Der Abschied verläuft ruhiger, wenn in der Garderobe nicht allzu viel Betrieb herrscht. Kommen Sie nach Möglichkeit dann an, wenn noch nicht alle da sind oder wenn der grösste Ansturm schon durch ist. Bringen Sie Ihr Kind jedoch nicht erst, nachdem das Programm begonnen hat. Dadurch könnte es sich blossgestellt fühlen und Mühe haben, in der Gruppe Anschluss zu finden.
Ein kurzes, stets gleich gestaltetes Abschiedsritual gibt Ihrem Kind Sicherheit. Ein Kuscheltier oder ein Nuscheli, das nach "zu Hause" riecht, begleitet es durch den Tag.
Weint Ihr Kind nach dem Abschiedsritual weiter, überlassen Sie das Trösten der Betreuungsperson. Die Erfahrung, dass sich auch das Kitapersonal oder die Tagesmutter liebevoll kümmern, hilft ihm, Vertrauen zu gewinnen.
Sagen Sie, dass Sie gehen werden - und tun Sie es dann auch. Ihr Kind empfindet es als sehr verwirrend, wenn Sie Ihr Gehen ankündigen und Augenblicke später wieder zurückkommen, um es zu trösten.

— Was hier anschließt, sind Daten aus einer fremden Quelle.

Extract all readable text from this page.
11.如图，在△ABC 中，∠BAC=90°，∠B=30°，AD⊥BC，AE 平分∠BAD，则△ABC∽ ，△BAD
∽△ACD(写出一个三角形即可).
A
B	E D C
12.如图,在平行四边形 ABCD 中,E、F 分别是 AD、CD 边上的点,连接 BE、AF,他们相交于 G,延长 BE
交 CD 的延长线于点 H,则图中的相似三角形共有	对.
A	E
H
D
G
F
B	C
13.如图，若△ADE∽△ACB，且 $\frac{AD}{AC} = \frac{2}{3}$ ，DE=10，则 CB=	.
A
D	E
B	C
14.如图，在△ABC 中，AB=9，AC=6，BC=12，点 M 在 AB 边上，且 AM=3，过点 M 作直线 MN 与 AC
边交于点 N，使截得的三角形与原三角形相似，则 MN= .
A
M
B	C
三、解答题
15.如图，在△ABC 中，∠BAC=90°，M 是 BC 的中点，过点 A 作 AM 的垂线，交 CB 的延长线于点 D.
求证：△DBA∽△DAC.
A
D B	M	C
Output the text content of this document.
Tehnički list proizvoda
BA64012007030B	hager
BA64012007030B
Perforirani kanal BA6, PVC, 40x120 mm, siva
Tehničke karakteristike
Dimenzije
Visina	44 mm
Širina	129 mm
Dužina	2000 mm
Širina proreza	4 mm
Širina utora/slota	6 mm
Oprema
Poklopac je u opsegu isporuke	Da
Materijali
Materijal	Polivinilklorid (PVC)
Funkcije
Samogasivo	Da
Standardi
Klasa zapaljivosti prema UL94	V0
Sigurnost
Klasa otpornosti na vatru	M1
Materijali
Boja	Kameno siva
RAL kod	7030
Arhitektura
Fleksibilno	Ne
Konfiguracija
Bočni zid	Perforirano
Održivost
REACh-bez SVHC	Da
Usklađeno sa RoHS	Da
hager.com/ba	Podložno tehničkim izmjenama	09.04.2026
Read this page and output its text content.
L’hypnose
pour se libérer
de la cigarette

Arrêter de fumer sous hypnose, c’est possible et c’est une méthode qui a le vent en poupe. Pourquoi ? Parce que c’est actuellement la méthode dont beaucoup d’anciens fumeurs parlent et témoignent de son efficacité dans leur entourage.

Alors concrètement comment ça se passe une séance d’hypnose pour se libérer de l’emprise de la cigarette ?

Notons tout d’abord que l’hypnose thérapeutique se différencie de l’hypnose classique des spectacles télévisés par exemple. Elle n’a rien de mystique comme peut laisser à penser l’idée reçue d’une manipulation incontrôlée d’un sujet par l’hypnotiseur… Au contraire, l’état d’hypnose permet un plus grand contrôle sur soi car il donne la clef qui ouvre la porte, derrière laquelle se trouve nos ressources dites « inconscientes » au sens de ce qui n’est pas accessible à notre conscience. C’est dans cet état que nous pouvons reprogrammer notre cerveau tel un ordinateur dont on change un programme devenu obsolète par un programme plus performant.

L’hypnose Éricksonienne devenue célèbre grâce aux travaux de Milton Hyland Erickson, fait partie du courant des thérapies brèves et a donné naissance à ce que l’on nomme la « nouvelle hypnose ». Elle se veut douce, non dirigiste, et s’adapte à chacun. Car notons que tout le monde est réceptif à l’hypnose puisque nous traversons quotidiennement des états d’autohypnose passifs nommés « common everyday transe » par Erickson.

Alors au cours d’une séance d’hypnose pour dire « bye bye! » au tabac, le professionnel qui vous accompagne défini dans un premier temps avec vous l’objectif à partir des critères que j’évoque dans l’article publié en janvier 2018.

Was Sie auf gar keinen Fall tun sollten: Unangekündigt abschleichen, wenn Ihr Kind gerade abgelenkt ist. Es wird Ihre Abwesenheit bald bemerken und sich dann erst recht im Stich gelassen fühlen.
Sagen Sie Ihrem Kind, wohin Sie gehen und wann Sie zurück sein werden. Ist es noch sehr klein, hilft ihm eine Angabe wie "In fünf Stunden bin ich wieder da" natürlich nicht weiter. Sagen Sie aber beispielsweise "Nach dem Zvieri hole ich dich ab", hat es einen guten Anhaltspunkt, wann es mit Ihrer Rückkehr rechnen kann.
Auf diese Zeitangabe sollte Ihr Kind sich dann auch verlassen können - setzen Sie daher in den ersten Wochen alles daran, beim Abholen pünktlich zu sein. Ist Ihr Kind erst einmal gut eingewöhnt, kommt es besser damit klar, mal etwas länger zu warten. Grosse Verspätungen, die dazu führen, dass es noch warten muss, wenn alle anderen bereits abgeholt wurden, können es aber auch später noch stark verunsichern und zu einem erneuten Aufflackern des Trennungsschmerzes führen.
Bleiben Sie in der Spielgruppe oder im Kindergarten noch eine Weile da, ist Zurückhaltung gefragt. Halten Sie sich wirklich im Hintergrund, ob Ihr Kind nun weint oder sich mit einem anderen um den Spielzeugbagger streitet. Für seine Anliegen ist jetzt die Spielgruppenleiterin zuständig und dies kann es nicht lernen, wenn Sie bei Unstimmigkeiten sogleich zur Stelle sind.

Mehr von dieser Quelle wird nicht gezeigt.